I believe it was the Indo-Europeans who perfected the technique of managing free-ranging stock on horseback, sometime around or just before 2500 BCE. Combined with sturdy, steppe-worthy carts, this allowed them to expand enormously -- both in terms of geographic expanse and in terms of absolute numbers. They were filling what had been an unfilled ecological niche. They were a well-fed (and consequently, fertile) people.
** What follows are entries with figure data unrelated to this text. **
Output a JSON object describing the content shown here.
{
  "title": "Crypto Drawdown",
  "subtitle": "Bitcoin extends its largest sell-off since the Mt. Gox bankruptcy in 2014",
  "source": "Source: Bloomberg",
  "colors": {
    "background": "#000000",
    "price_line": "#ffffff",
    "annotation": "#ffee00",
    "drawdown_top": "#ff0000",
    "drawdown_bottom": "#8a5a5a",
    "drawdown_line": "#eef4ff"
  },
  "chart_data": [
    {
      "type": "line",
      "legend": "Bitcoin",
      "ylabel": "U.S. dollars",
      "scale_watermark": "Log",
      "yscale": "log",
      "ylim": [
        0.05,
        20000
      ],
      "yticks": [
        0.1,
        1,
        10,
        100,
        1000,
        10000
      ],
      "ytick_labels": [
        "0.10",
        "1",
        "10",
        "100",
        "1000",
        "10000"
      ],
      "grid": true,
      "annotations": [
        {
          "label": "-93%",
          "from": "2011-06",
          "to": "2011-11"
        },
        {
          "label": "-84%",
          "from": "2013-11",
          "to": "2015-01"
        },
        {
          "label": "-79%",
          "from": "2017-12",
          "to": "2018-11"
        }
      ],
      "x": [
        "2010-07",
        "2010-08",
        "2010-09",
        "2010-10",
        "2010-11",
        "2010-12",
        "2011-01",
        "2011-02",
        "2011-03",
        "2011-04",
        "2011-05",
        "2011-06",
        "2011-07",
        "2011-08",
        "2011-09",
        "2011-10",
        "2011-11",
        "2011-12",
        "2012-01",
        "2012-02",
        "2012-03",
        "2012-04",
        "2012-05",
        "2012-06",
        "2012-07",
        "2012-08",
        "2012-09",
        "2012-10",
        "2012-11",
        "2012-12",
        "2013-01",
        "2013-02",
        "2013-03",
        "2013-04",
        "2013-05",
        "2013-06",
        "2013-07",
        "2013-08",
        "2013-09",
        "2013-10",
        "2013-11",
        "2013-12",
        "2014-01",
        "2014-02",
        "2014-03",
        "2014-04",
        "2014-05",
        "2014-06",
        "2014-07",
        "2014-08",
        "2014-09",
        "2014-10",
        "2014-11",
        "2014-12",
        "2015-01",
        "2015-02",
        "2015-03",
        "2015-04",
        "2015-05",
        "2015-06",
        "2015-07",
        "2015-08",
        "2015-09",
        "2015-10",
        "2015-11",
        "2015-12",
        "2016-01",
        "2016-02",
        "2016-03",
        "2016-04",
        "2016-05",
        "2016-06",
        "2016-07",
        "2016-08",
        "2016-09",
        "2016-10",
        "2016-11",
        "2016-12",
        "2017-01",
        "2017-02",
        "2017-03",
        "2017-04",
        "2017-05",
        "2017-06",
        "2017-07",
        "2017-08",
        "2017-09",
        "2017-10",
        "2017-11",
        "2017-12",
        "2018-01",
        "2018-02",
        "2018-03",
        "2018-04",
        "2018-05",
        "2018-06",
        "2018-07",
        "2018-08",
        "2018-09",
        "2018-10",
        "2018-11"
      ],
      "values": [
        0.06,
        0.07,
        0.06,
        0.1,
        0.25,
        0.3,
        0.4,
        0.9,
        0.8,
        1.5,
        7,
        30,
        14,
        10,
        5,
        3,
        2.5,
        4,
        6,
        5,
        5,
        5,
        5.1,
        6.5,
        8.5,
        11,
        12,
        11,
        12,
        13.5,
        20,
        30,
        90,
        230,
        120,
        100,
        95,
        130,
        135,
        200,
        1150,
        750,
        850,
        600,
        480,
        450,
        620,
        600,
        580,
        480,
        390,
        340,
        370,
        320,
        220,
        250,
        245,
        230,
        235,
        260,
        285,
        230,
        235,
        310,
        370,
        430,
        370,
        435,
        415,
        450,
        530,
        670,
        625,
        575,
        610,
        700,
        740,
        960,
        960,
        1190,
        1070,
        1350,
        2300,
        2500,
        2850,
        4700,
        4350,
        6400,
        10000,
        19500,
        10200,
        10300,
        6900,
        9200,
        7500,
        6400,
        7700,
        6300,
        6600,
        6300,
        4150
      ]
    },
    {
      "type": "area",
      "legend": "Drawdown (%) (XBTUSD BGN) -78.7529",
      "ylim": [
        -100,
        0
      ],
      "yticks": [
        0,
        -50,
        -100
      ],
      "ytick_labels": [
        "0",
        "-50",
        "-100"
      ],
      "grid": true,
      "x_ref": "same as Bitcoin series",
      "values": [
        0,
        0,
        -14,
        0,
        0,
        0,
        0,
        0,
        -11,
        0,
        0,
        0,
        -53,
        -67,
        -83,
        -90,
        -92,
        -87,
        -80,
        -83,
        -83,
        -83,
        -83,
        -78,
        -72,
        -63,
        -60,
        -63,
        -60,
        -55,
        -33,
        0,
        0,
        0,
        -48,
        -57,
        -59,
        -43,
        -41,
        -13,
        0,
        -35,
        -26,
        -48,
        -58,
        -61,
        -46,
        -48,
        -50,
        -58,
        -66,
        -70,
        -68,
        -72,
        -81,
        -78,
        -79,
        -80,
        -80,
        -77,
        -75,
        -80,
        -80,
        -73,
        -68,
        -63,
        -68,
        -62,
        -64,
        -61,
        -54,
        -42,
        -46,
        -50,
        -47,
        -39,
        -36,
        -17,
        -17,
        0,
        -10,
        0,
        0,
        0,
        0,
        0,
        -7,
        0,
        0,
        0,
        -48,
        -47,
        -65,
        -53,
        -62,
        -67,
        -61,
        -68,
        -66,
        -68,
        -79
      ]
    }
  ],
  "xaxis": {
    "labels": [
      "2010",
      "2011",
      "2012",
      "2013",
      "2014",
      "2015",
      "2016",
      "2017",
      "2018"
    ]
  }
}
I think it really was a Big Bang. The only real historic parallel would be the expansion of the European population of the US westwards of the Appalachians (and probably, the Russification of Siberia during the same period). It took us less than 100 years to fill a continent, most of it accomplished with little more than ox-drawn carts and wagons. In 1865, a single dominant language was spoken from San Francisco to Baltimore, more than 3000 miles. About 2500 BCE, a single dominant language was spoken for at least an equivalent distance, and probably an even greater one. Excluding the problems encountered with Anatolic and Germanic, all known Indo-European languages are neatly explained by such a scenario.

Mark.


Dear Mark,
 
The domestication of European cattle took place some 8500 years ago, antedating the first horsemen by millennia. The first neolithic communities of Western, Central and Northern Europe already kept cattle derived from the local subspecies of the aurochs. I agree that the tending of herds was rendered much more effective by the introduction of horse-riding; but at the time when the first mounted cowboys appeared in Central Europe pastoralism was regularly practised by much of its farming population. Riding was by no means the principal use of the horse immediately after its domestication; it was used mainly as a draught animal -- and eaten, too.
 
Now, the advantage that riders had over pedestrian cowherds was obvious in the case of large free-ranging herds in the open grasslands of the Pontic area, Central Asia or modern Hungary, but for equally obvious reasons nomadic pastoralism could not become the dominant occupation of the ancestor of the Germani, Balts, Slavs, Italici or Celts. How did your cowboys manage to dominate woodland Europe linguistically without being able to deploy their economic advantages?
 
The American South and the Plains were colonised by people with a central political power to back them up, and with superior technology (from the cotton gin and modern firearms to the telegraph and the railway in the later phase of the conquest); so was Siberia. The linguistic domination of Latin in much of Roman Europe was achieved thanks to the combined military, political, ideological and economic strength of the empire. The contrast between the Pontic horsemen and the European farmers was of a different nature, even if the former were warlike and heroic-minded. They could raid and pillage, perhaps marry into the local elites, but I do not think they were capable of imposing permanent power structures. And even if they were, they would not necessarily retain their language in the process. England is not French-speaking, after all.
 
The only IE Big Bang I can imagine in connection with horse-riding was the Aryan one, involving as the most important ethnic element the Iranian-speaking tribes. With my chronology of IE dispersals THAT was what happened before 2000 BC. The later Turkic, Mongolian and Ugric Big Bangs were secondary to it; again, their lasting effects were typically restricted to areas where the natural conditions were favourable to nomadic pastoralism. The Huns for a few decades managed to harass and debilitate the Roman Empire, collect an annual tribute from Rome and help themselves to the wealth of the provinces, but after Attila's death the Hunnish dominion evaporated.